"O espírito que cultiva sua essência distinta está ameaçado a cada passo pelas coisas às quais se recusa. Quando a atenção - o maior de seus privilégios - o abandona, cede às tentações das quais quis fugir, ou torna-se vítima de mistérios impuros...Quem não conhece esses medos, esses estremecimentos, essas vertigens que nos aproximam do animal e dos problemas últimos? Nossos joelhos tremem sem dobrar-se; nossas mãos se buscam sem juntar-se; nossos olhos se erguem e não distinguem nada... Conservamos este orgulho vertical que confirma nossa coragem; este horror dos gestos que nos preserva das efusões; e o socorro das pálpebras para cobrir olhares ridiculamente inefáveis. Nosso deslize está próximo, mas não é inevitável; o acidente curioso, mas nada novo; um sorriso já aponta no horizonte de nossos terrores..., não nos precipitaremos na oração ... Pois afinal de contas, Ele não deve triunfar; sua maiúscula deve ser comprometida por nossa ironia; que os calafrios que provoca sejam dissolvidos por nosso coração.
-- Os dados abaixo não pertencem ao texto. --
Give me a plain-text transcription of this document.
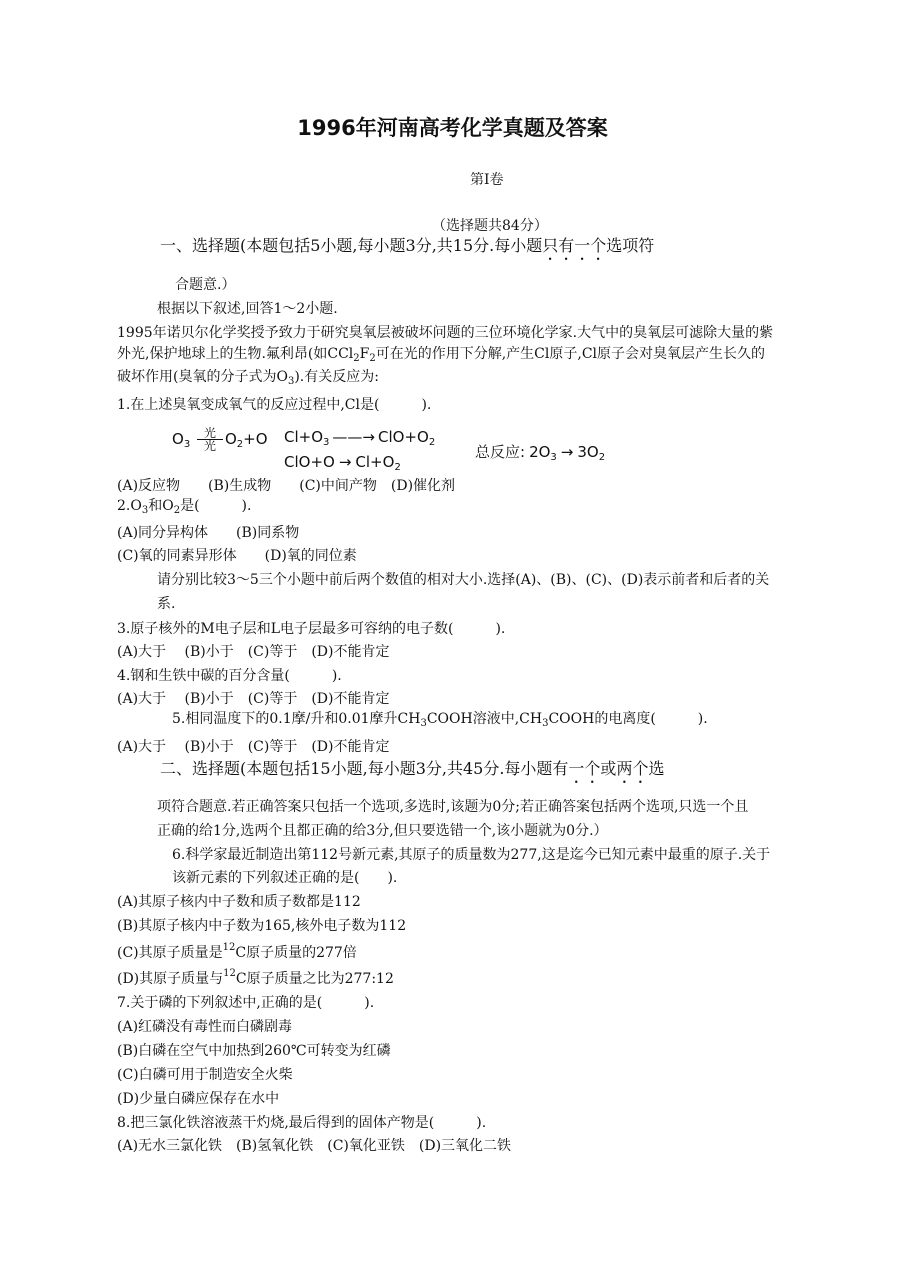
1996年河南高考化学真题及答案
第I卷
（选择题共84分）
一、选择题(本题包括5小题,每小题3分,共15分.每小题只有一个选项符
合题意.）
根据以下叙述,回答1～2小题.
1995年诺贝尔化学奖授予致力于研究臭氧层被破坏问题的三位环境化学家.大气中的臭氧层可滤除大量的紫
外光,保护地球上的生物.氟利昂(如$CCl_2F_2$可在光的作用下分解,产生Cl原子,Cl原子会对臭氧层产生长久的
破坏作用(臭氧的分子式为$O_3$).有关反应为:
1.在上述臭氧变成氧气的反应过程中,Cl是(　　　).
$O_3$
光
光 $O_2+O$ $Cl+O_3$ ——→ $ClO+O_2$
$ClO+O \to Cl+O_2$
总反应: $2O_3 \to 3O_2$
(A)反应物　　(B)生成物　　(C)中间产物　(D)催化剂
$2.O_3$和$O_2$是(　　　).
(A)同分异构体　　(B)同系物
(C)氧的同素异形体　　(D)氧的同位素
请分别比较3～5三个小题中前后两个数值的相对大小.选择(A)、(B)、(C)、(D)表示前者和后者的关
系.
3.原子核外的M电子层和L电子层最多可容纳的电子数(　　　).
(A)大于　 (B)小于　(C)等于　(D)不能肯定
4.钢和生铁中碳的百分含量(　　　).
(A)大于　 (B)小于　(C)等于　(D)不能肯定
5.相同温度下的0.1摩/升和0.01摩升$CH_3COOH$溶液中$,CH_3COOH$的电离度(　　　).
(A)大于　 (B)小于　(C)等于　(D)不能肯定
二、选择题(本题包括15小题,每小题3分,共45分.每小题有一个或两个选
项符合题意.若正确答案只包括一个选项,多选时,该题为0分;若正确答案包括两个选项,只选一个且
正确的给1分,选两个且都正确的给3分,但只要选错一个,该小题就为0分.）
6.科学家最近制造出第112号新元素,其原子的质量数为277,这是迄今已知元素中最重的原子.关于
该新元素的下列叙述正确的是(　　).
(A)其原子核内中子数和质子数都是112
(B)其原子核内中子数为165,核外电子数为112
(C)其原子质量是$^{12}$C原子质量的277倍
(D)其原子质量与$^{12}$C原子质量之比为277:12
7.关于磷的下列叙述中,正确的是(　　　).
(A)红磷没有毒性而白磷剧毒
(B)白磷在空气中加热到260℃可转变为红磷
(C)白磷可用于制造安全火柴
(D)少量白磷应保存在水中
8.把三氯化铁溶液蒸干灼烧,最后得到的固体产物是(　　　).
(A)无水三氯化铁　(B)氢氧化铁　(C)氧化亚铁　(D)三氧化二铁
Se tal ser existisse verdadeiramente, se nossas fraquezas superassem nossas resoluções e nossas profundidades ultrapassassem nossos exames, então por que pensar ainda, se nossas dificuldades já estariam resolvidas, nossas interrogações suspensas e nossos temores apaziguados? Seria fácil demais. Todo absoluto - pessoal ou abstrato - é uma forma de escamotear os problemas; e não só os problemas, mas também sua raiz, que não é outra coisa senão um pânico dos sentidos.
Deus: queda perpendicular sobre nosso pavor, salvação caindo como um raio em meio a nossas buscas que nenhuma esperança engana, anulação sem paliativos de nosso orgulho inconsolado e voluntariamente inconsolável, avanço do indivíduo por um desvio, paralisação da alma por falta de inquietudes...
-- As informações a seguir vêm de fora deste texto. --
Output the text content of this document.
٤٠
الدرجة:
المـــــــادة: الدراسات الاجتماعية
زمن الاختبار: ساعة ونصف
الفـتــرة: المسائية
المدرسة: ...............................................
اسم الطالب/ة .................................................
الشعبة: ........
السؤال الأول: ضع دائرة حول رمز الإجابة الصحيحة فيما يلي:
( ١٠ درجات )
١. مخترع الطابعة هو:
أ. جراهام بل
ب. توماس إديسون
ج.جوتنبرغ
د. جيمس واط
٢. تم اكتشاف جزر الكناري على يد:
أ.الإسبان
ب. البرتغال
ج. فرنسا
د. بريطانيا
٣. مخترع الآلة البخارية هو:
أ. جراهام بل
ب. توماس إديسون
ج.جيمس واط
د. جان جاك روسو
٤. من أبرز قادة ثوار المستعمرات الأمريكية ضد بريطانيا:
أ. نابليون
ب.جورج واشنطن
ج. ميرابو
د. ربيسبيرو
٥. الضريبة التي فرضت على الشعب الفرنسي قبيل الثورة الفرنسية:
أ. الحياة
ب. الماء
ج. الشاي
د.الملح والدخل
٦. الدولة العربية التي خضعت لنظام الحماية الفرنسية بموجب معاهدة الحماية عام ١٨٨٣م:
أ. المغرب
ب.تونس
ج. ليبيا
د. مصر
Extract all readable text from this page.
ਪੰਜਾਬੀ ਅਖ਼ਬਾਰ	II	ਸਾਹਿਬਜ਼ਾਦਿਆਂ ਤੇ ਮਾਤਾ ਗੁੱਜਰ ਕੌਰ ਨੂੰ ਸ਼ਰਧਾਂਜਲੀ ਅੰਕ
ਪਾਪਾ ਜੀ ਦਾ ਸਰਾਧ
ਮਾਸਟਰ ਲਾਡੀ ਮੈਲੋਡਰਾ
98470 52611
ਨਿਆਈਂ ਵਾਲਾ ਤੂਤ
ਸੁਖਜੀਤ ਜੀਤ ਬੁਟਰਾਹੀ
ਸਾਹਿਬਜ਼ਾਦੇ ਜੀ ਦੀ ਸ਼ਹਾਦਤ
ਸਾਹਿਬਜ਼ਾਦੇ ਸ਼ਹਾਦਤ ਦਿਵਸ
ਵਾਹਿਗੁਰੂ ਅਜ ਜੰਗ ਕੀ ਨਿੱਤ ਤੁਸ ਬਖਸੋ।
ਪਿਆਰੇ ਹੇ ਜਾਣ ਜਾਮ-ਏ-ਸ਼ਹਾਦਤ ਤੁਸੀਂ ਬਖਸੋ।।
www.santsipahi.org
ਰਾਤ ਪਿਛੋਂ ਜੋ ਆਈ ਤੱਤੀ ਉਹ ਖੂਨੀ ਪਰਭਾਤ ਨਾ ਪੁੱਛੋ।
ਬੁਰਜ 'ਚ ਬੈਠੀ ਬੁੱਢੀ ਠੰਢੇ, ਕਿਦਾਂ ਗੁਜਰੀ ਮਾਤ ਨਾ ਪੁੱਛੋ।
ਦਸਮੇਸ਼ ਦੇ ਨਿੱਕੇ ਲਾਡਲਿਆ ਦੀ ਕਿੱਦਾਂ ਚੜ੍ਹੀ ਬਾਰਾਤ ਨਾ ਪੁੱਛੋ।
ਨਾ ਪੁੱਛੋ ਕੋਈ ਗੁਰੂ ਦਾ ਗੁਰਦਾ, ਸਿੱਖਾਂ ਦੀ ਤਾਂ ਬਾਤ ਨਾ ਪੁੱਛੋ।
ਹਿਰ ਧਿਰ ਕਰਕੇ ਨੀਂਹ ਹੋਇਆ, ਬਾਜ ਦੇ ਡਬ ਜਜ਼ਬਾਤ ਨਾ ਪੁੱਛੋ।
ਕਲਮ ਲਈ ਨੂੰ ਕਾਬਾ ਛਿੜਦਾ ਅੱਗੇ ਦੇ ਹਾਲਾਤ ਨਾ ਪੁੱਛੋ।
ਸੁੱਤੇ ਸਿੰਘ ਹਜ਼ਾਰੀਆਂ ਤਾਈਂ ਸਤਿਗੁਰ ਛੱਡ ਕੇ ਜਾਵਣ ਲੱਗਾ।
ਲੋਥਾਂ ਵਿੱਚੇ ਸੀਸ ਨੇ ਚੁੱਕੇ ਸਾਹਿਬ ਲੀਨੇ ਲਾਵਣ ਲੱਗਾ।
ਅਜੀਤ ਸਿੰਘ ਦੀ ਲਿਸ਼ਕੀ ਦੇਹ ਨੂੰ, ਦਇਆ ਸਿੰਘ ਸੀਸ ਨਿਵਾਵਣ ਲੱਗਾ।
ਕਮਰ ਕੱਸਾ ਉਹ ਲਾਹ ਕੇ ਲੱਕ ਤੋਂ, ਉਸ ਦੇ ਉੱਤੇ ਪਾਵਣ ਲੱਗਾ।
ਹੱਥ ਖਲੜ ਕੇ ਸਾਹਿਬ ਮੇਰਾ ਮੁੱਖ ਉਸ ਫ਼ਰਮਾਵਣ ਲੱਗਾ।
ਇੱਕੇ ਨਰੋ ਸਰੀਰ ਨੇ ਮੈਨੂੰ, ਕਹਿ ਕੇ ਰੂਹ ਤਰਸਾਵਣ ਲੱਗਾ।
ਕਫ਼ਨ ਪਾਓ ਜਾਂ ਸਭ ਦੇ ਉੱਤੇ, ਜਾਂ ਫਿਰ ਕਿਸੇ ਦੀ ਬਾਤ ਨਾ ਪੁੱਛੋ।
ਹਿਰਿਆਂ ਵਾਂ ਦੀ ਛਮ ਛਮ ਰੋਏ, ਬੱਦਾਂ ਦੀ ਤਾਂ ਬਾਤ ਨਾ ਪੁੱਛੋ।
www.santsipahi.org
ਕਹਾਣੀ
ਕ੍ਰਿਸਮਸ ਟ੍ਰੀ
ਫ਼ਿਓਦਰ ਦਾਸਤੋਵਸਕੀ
Existe maior renúncia do que a fé? É verdade que sem ela nos embrenhamos em uma infinidade de becos sem saída. Mas mesmo sabendo que nada pode levar a nada, que o universo é apenas um subproduto de nossa tristeza, por que sacrificaríamos este prazer de tropeçar e esmagar a cabeça contra a terra e o céu?
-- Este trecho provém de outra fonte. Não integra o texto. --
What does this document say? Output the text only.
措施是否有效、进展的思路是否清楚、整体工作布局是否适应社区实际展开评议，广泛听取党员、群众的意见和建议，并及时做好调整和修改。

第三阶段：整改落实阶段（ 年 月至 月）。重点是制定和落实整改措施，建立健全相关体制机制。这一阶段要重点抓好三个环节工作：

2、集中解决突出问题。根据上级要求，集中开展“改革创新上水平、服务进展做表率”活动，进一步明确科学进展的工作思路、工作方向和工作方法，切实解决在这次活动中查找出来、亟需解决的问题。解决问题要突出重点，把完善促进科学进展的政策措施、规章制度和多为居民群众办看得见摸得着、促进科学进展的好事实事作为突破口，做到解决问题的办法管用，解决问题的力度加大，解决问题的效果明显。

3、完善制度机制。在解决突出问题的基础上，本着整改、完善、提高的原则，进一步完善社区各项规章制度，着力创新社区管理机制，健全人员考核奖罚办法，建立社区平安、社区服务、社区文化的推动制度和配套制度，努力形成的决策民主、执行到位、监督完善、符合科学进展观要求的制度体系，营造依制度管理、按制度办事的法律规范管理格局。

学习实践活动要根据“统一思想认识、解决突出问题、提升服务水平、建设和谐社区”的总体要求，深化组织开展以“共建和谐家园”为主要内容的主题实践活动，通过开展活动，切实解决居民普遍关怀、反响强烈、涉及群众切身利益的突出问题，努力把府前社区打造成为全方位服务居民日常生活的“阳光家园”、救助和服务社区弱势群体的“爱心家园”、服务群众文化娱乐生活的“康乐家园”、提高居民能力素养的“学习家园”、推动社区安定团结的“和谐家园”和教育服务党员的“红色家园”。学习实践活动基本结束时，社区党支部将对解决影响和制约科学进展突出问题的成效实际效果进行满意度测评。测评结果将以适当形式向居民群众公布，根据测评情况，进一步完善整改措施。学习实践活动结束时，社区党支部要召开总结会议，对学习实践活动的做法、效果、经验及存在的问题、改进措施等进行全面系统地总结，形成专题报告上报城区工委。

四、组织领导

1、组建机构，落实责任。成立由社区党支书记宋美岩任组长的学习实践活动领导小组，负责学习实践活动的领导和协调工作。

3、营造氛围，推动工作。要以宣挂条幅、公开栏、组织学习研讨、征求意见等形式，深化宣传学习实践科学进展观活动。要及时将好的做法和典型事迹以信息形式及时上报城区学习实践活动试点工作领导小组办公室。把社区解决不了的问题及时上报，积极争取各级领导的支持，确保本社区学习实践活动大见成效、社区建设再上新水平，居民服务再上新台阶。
As soluções que nos propõe nossa covardia ancestral são as piores deserções ao nosso dever de decência intelectual. Equivocar-se, viver e morrer enganados, isto é o que fazem os homens. Mas existe uma dignidade que nos preserva de desaparecer em Deus e que transforma todos os nossos instantes em orações que não faremos jamais".